How to
Aerate a Lawn

The perfect garden lawn is practical to use, lovely to look at and an asset to your home. But over the course of the year, it will experience heavy use and need some TLC come the autumn months. Proper care now will help root growth and make your lawn healthier in the long run, as well as creating a centrepiece in your garden in spring. An important task to start your turf on its rejuvenation is aeration and its very simple to do!

Why do I need to aerate my lawn?

Autumn is the ideal time to aerate your lawn as the soil is both moist and warm and allows you to give it a much-needed boost before temperatures plunge.

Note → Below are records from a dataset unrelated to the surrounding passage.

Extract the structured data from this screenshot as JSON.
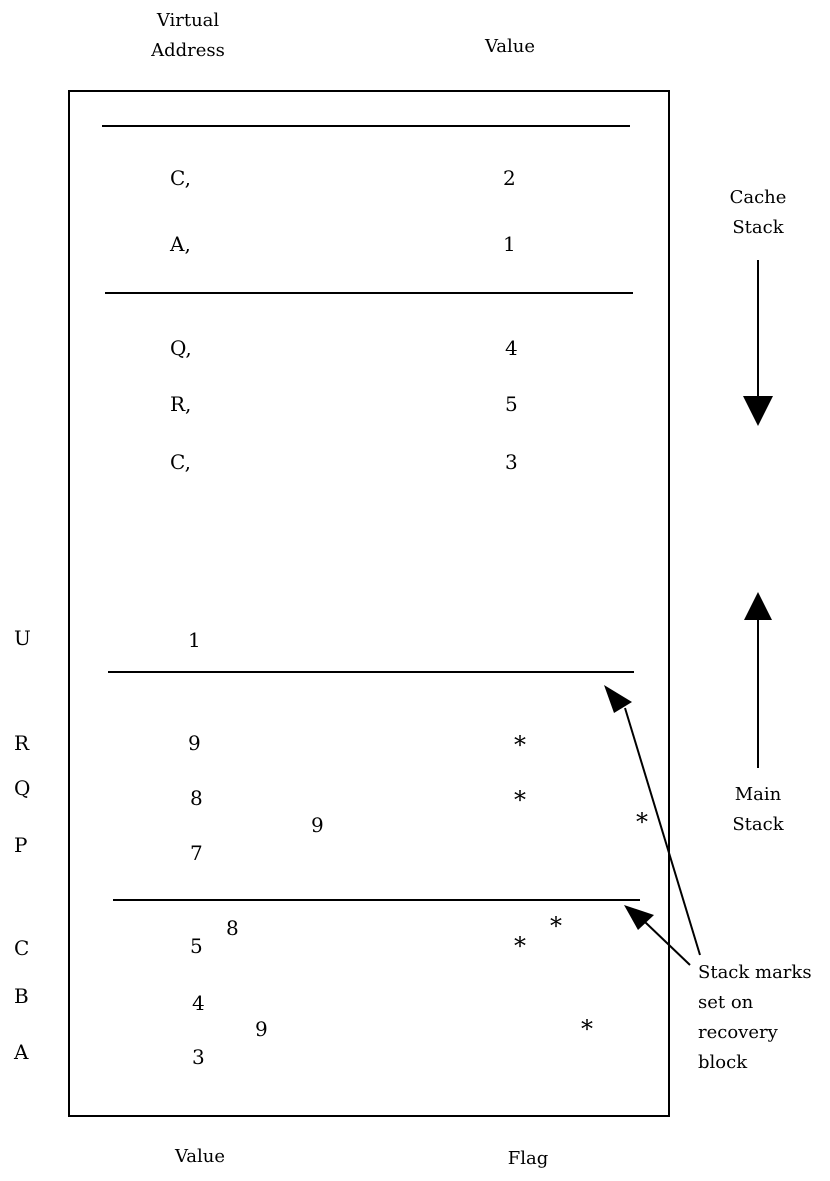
{
  "header": {
    "virtual_address": "Virtual Address",
    "value": "Value"
  },
  "footer": {
    "value": "Value",
    "flag": "Flag"
  },
  "cache_stack": {
    "label": "Cache Stack",
    "rows": [
      {
        "address": "C,",
        "value": "2"
      },
      {
        "address": "A,",
        "value": "1"
      },
      {
        "address": "Q,",
        "value": "4"
      },
      {
        "address": "R,",
        "value": "5"
      },
      {
        "address": "C,",
        "value": "3"
      }
    ]
  },
  "main_stack": {
    "label": "Main Stack",
    "rows": [
      {
        "name": "U",
        "value": "1",
        "flag": ""
      },
      {
        "name": "R",
        "value": "9",
        "flag": "*"
      },
      {
        "name": "Q",
        "value": "8",
        "flag": "*"
      },
      {
        "name": "P",
        "value": "7",
        "flag": ""
      },
      {
        "name": "C",
        "value": "5",
        "flag": "*"
      },
      {
        "name": "B",
        "value": "4",
        "flag": ""
      },
      {
        "name": "A",
        "value": "3",
        "flag": ""
      }
    ]
  },
  "overwrites": [
    {
      "value": "9",
      "flag": "*"
    },
    {
      "value": "8",
      "flag": "*"
    },
    {
      "value": "9",
      "flag": "*"
    }
  ],
  "annotation": "Stack marks set on recovery block"
}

Aeration is simply another name for spiking your soil, allowing water and air to penetrate deeply into the grass root zone. Many lawns suffer from compaction – when they get walked on several times a day over a period of months, the soil compacts, resulting in oxygen being unable to get to the roots. By spiking, or aerating the lawn, you encourage airflow whilst allowing water and nutrients to get to where the grass needs it the most.

How do I know if my lawn is compacted?

There are a few tell-tale signs that your lawn is compacted and could benefit from being aerated:

  • It gets heavy use, such as frequent activity from children or pets.
  • Water pooling in low areas or running away quickly from high areas.
  • Your plants have stunted growth.
  • Trees in your lawn have shallow roots.
  • Browning and thinning areas of grass.
  • Increased growth of thatch.
  • You’re unable to pierce the surface of the soil with a spade.

How to aerate your lawn

For starters, here are few helpful tips to remember before beginning the aeration process.

  • We recommend you aerate after a period of rainfall, so the soil is soft and workable.
  • If the weather has been dry, we recommend you water the lawn thoroughly the day before treatment.
  • Mow the grass beforehand to kill off any weeds.

Ensure the surface is clear of debris, moss, and thatch.


  • Using a garden fork or aerating tool, create holes in your lawn, ensuring the holes are spaced 10 - 15 cm apart.
  • Use two litres of lawn dressing per square metre of lawn, scattering it evenly throughout.
  • Use a hard garden brush to push the lawn dressing into the holes that you created.
  • Take particular care to water, fertilise and mow back the grass regularly afterwards.

Job done! Sit back and reap the benefits of having a strong and healthy-looking lawn.